Une nuit à Rome © Jim/Delphine chez Grand Angle

Son nouveau livre s’appellera… Le chant du cygne – Le féminisme vu par les vieux mâles en fin de course. Un titre, évidemment, à prendre au second degré tant les premiers extraits montrent une propension à tailler un costard à ces mecs qui se révèlent à côté de la plaque, lourdingues et sexistes. Dans ce recueil de gags en une planche, peut-être pourrait-on d’ailleurs trouver des fonctionnaires pris à leur propre jeu et qui, après avoir remonté la blouse d’une Marie (mais cela pourrait être de mesdemoiselles Jeanne ou Chiffre) voient des centaines, des milliers de partages Facebook jouer au jeu des 7 différences entre l’affiche originelle et celle avec son immonde rustine, aseptisée. Vous avez manqué une occasion de faire profil bas, malgré vos déviances, très chers! N’oubliez pas la devise de votre France : liberté, égalité, fraternité. D’expression et sexuelle aussi!

Parce que le temps des héros asexués est révolu depuis longtemps et il suffit d’aller voir sur la page Ulule du festival (pour l’aider à créer des sérigraphies) ou dans la boutique de son site web pour voir qu’il y aura inévitablement dans les rayons des albums ou des ex-libris en tenues légères ou même d’Ève. Et n’en doutons pas dans les dédicaces que demanderont certains lecteurs.
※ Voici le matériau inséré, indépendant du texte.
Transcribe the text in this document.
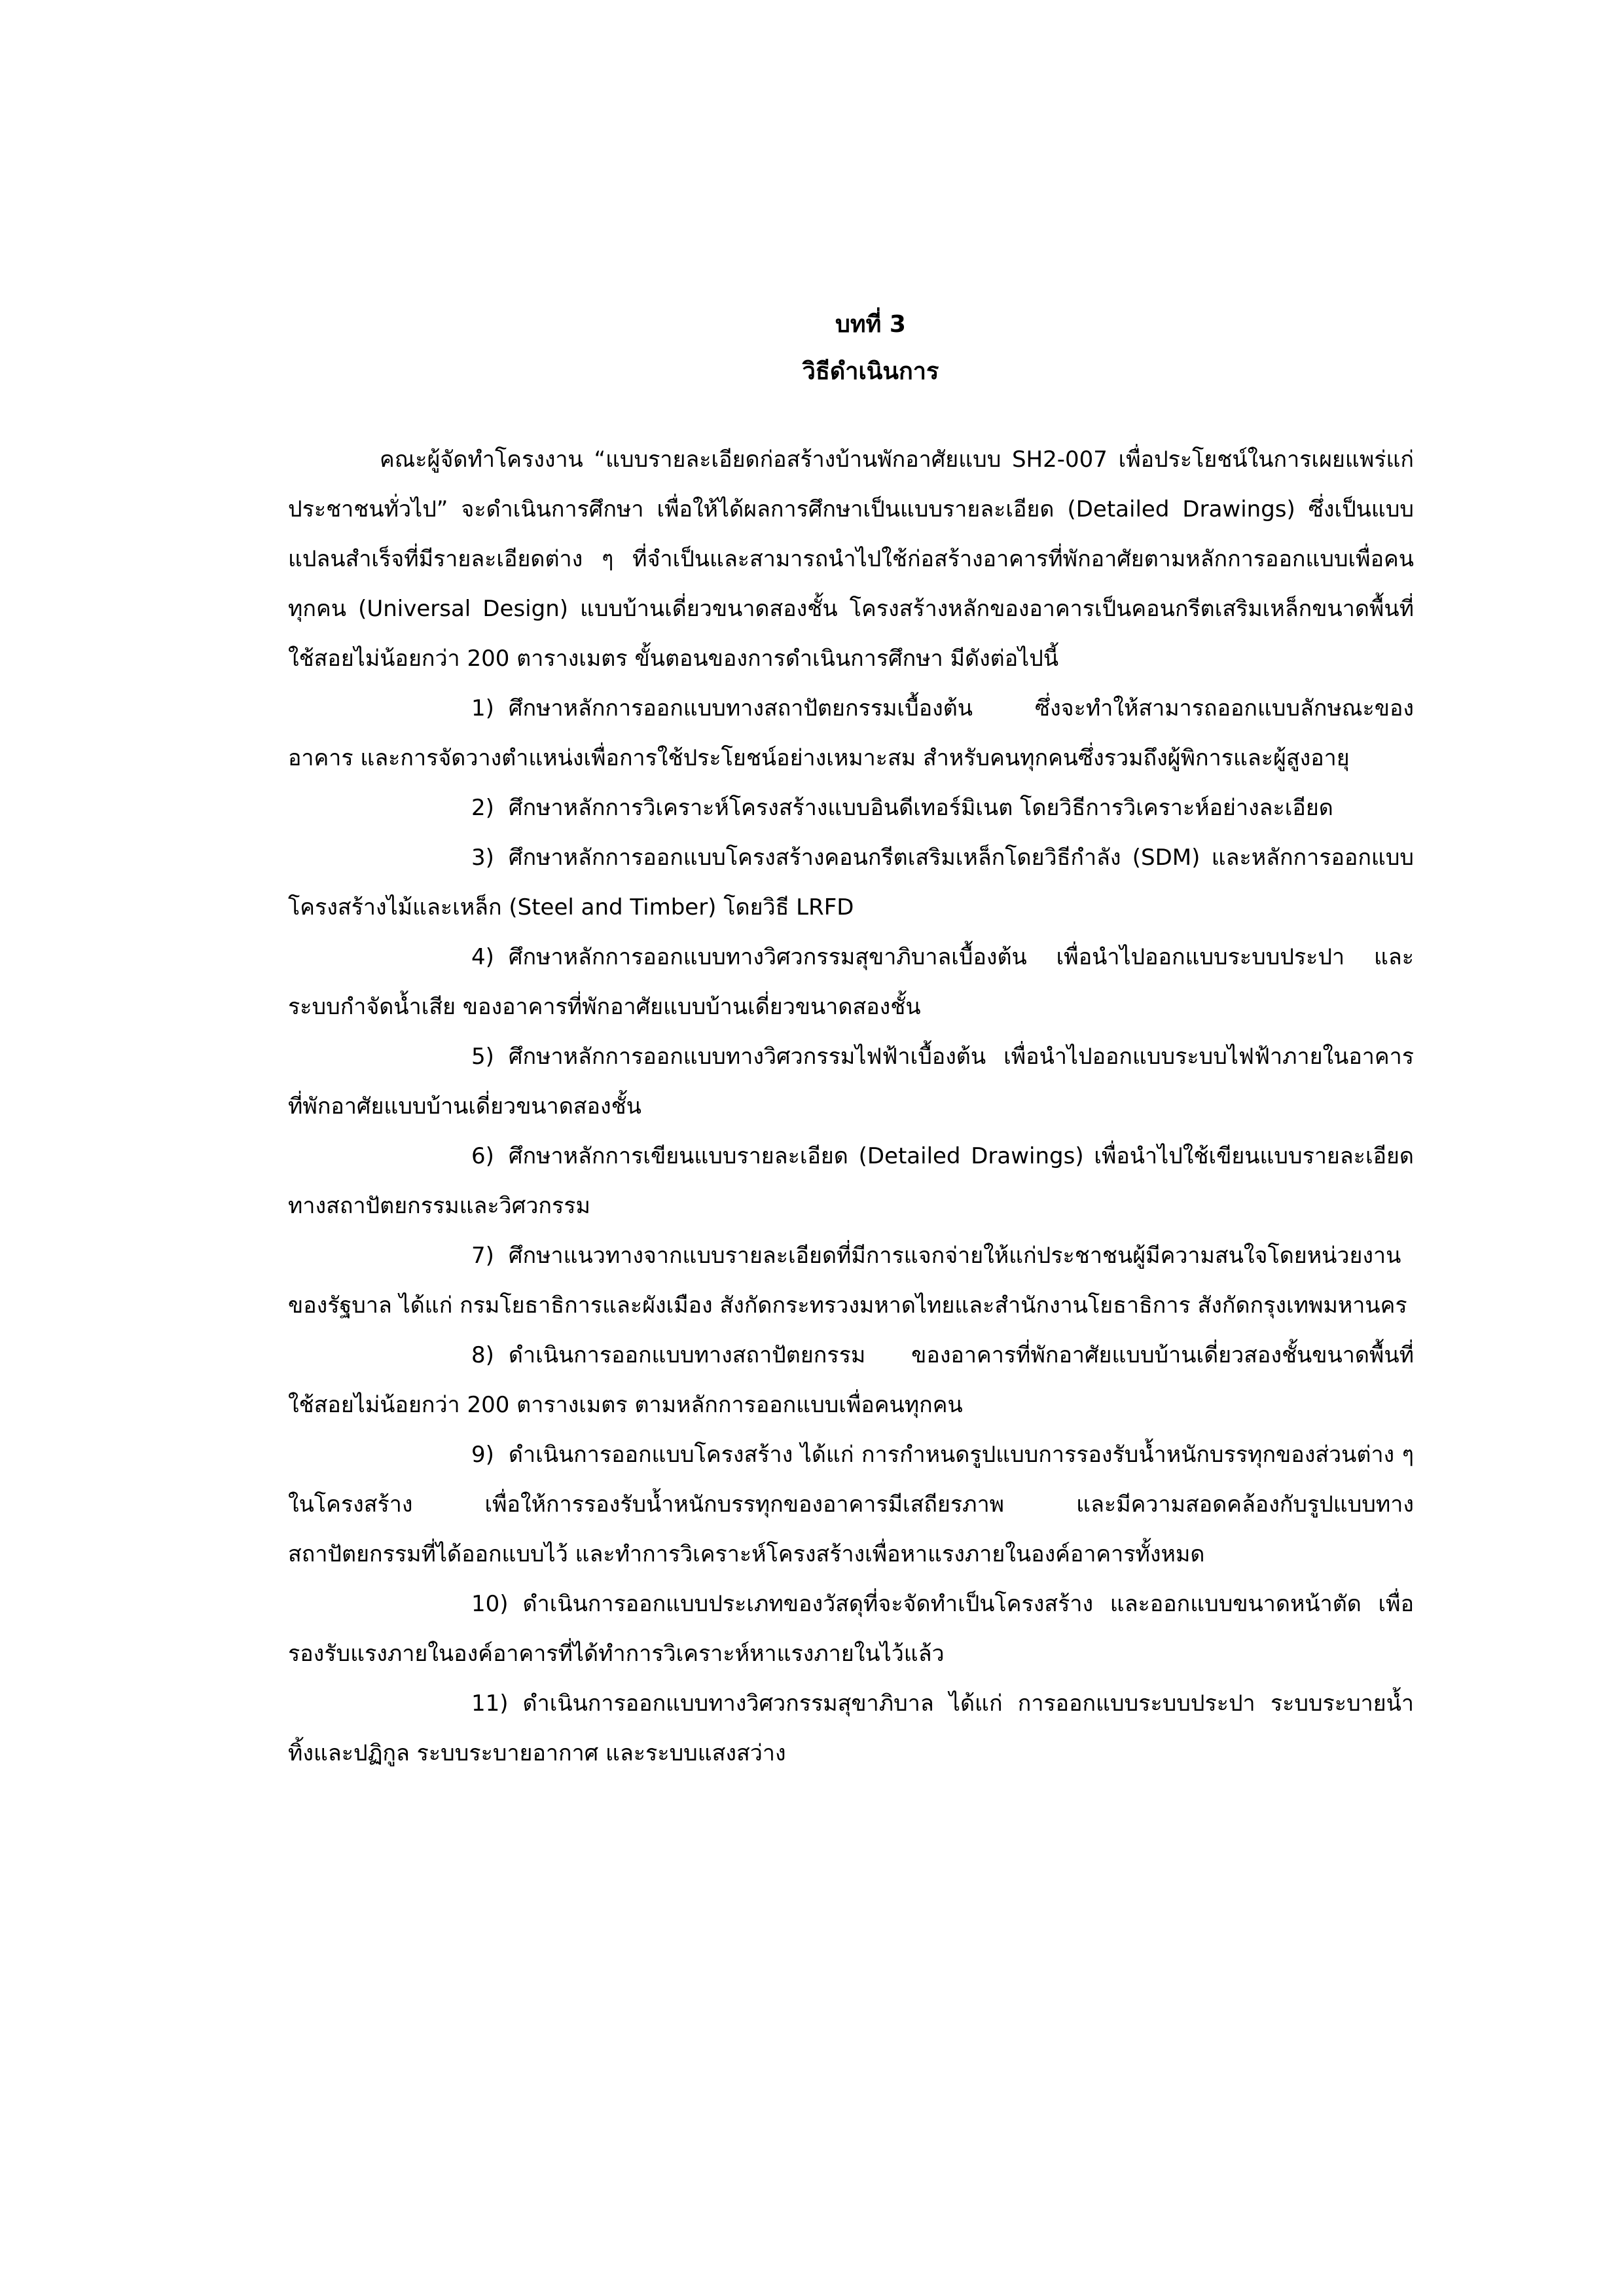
บทที่ 3

วิธีดำเนินการ

คณะผู้จัดทำโครงงาน “แบบรายละเอียดก่อสร้างบ้านพักอาศัยแบบ SH2-007 เพื่อประโยชน์ในการเผยแพร่แก่ประชาชนทั่วไป” จะดำเนินการศึกษา เพื่อให้ได้ผลการศึกษาเป็นแบบรายละเอียด (Detailed Drawings) ซึ่งเป็นแบบแปลนสำเร็จที่มีรายละเอียดต่าง ๆ ที่จำเป็นและสามารถนำไปใช้ก่อสร้างอาคารที่พักอาศัยตามหลักการออกแบบเพื่อคนทุกคน (Universal Design) แบบบ้านเดี่ยวขนาดสองชั้น โครงสร้างหลักของอาคารเป็นคอนกรีตเสริมเหล็กขนาดพื้นที่ใช้สอยไม่น้อยกว่า 200 ตารางเมตร ขั้นตอนของการดำเนินการศึกษา มีดังต่อไปนี้

1) ศึกษาหลักการออกแบบทางสถาปัตยกรรมเบื้องต้น ซึ่งจะทำให้สามารถออกแบบลักษณะของอาคาร และการจัดวางตำแหน่งเพื่อการใช้ประโยชน์อย่างเหมาะสม สำหรับคนทุกคนซึ่งรวมถึงผู้พิการและผู้สูงอายุ

2) ศึกษาหลักการวิเคราะห์โครงสร้างแบบอินดีเทอร์มิเนต โดยวิธีการวิเคราะห์อย่างละเอียด

3) ศึกษาหลักการออกแบบโครงสร้างคอนกรีตเสริมเหล็กโดยวิธีกำลัง (SDM) และหลักการออกแบบโครงสร้างไม้และเหล็ก (Steel and Timber) โดยวิธี LRFD

4) ศึกษาหลักการออกแบบทางวิศวกรรมสุขาภิบาลเบื้องต้น เพื่อนำไปออกแบบระบบประปา และระบบกำจัดน้ำเสีย ของอาคารที่พักอาศัยแบบบ้านเดี่ยวขนาดสองชั้น

5) ศึกษาหลักการออกแบบทางวิศวกรรมไฟฟ้าเบื้องต้น เพื่อนำไปออกแบบระบบไฟฟ้าภายในอาคารที่พักอาศัยแบบบ้านเดี่ยวขนาดสองชั้น

6) ศึกษาหลักการเขียนแบบรายละเอียด (Detailed Drawings) เพื่อนำไปใช้เขียนแบบรายละเอียดทางสถาปัตยกรรมและวิศวกรรม

7) ศึกษาแนวทางจากแบบรายละเอียดที่มีการแจกจ่ายให้แก่ประชาชนผู้มีความสนใจโดยหน่วยงานของรัฐบาล ได้แก่ กรมโยธาธิการและผังเมือง สังกัดกระทรวงมหาดไทยและสำนักงานโยธาธิการ สังกัดกรุงเทพมหานคร

8) ดำเนินการออกแบบทางสถาปัตยกรรม ของอาคารที่พักอาศัยแบบบ้านเดี่ยวสองชั้นขนาดพื้นที่ใช้สอยไม่น้อยกว่า 200 ตารางเมตร ตามหลักการออกแบบเพื่อคนทุกคน

9) ดำเนินการออกแบบโครงสร้าง ได้แก่ การกำหนดรูปแบบการรองรับน้ำหนักบรรทุกของส่วนต่าง ๆ ในโครงสร้าง เพื่อให้การรองรับน้ำหนักบรรทุกของอาคารมีเสถียรภาพ และมีความสอดคล้องกับรูปแบบทางสถาปัตยกรรมที่ได้ออกแบบไว้ และทำการวิเคราะห์โครงสร้างเพื่อหาแรงภายในองค์อาคารทั้งหมด

10) ดำเนินการออกแบบประเภทของวัสดุที่จะจัดทำเป็นโครงสร้าง และออกแบบขนาดหน้าตัด เพื่อรองรับแรงภายในองค์อาคารที่ได้ทำการวิเคราะห์หาแรงภายในไว้แล้ว

11) ดำเนินการออกแบบทางวิศวกรรมสุขาภิบาล ได้แก่ การออกแบบระบบประปา ระบบระบายน้ำทิ้งและปฏิกูล ระบบระบายอากาศ และระบบแสงสว่าง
Le chant du cygne © Jim chez Anspach
L’érection © Jim chez Grand Angle

Le chant du cygne sera publié aux Éditions Anspach, d’ici quelques mois. L’auteur le résume ainsi: « Le chant du cygne … Employée en France depuis le XVIIe siècle, cette expression trouve son origine dans une croyance de la Grèce antique. Le cygne, connu pour son chant dissonant, aurait un moment de grâce musicale juste avant de mourir. Le chant du cygne, c’est le dernier cri des hommes perdus face à l’émergence des idées féministes, c’est la dernière complainte du macho obsolète et des masculinités dépassées. C’est un cri. C’est une multitude de regards sur la foultitude des points de vue et d’avis contradictoires. Le côté obsolète et absurde de ces regards masculins, un peu ridicules, justifiera l’humour et les excès nécessaires à ce type d’ouvrage. Un livre qui sera grinçant, mais qui ira dans le sens de l’évolution de la société. Un livre qui incitera le lecteur au questionnement par rapport aux codes d’autrefois, sans casser le féminisme, la libération de la parole de la femme et de la transformation des hommes. Un livre humour adulte, composé de près de cinquante planches. C’est un cri. C’est une multitude de regards sur la foultitude des points de vue et d’avis contradictoires. Le côté obsolète et absurde de ces regards masculins, un peu ridicules, justifiera l’humour et les excès nécessaires à ce type d’ouvrage. Un livre qui sera grinçant, mais qui ira dans le sens de l’évolution de la société. Un livre qui incitera le lecteur au questionnement par rapport aux codes d’autrefois, sans casser le féminisme, la libération de la parole de la femme et de la transformation des hommes. »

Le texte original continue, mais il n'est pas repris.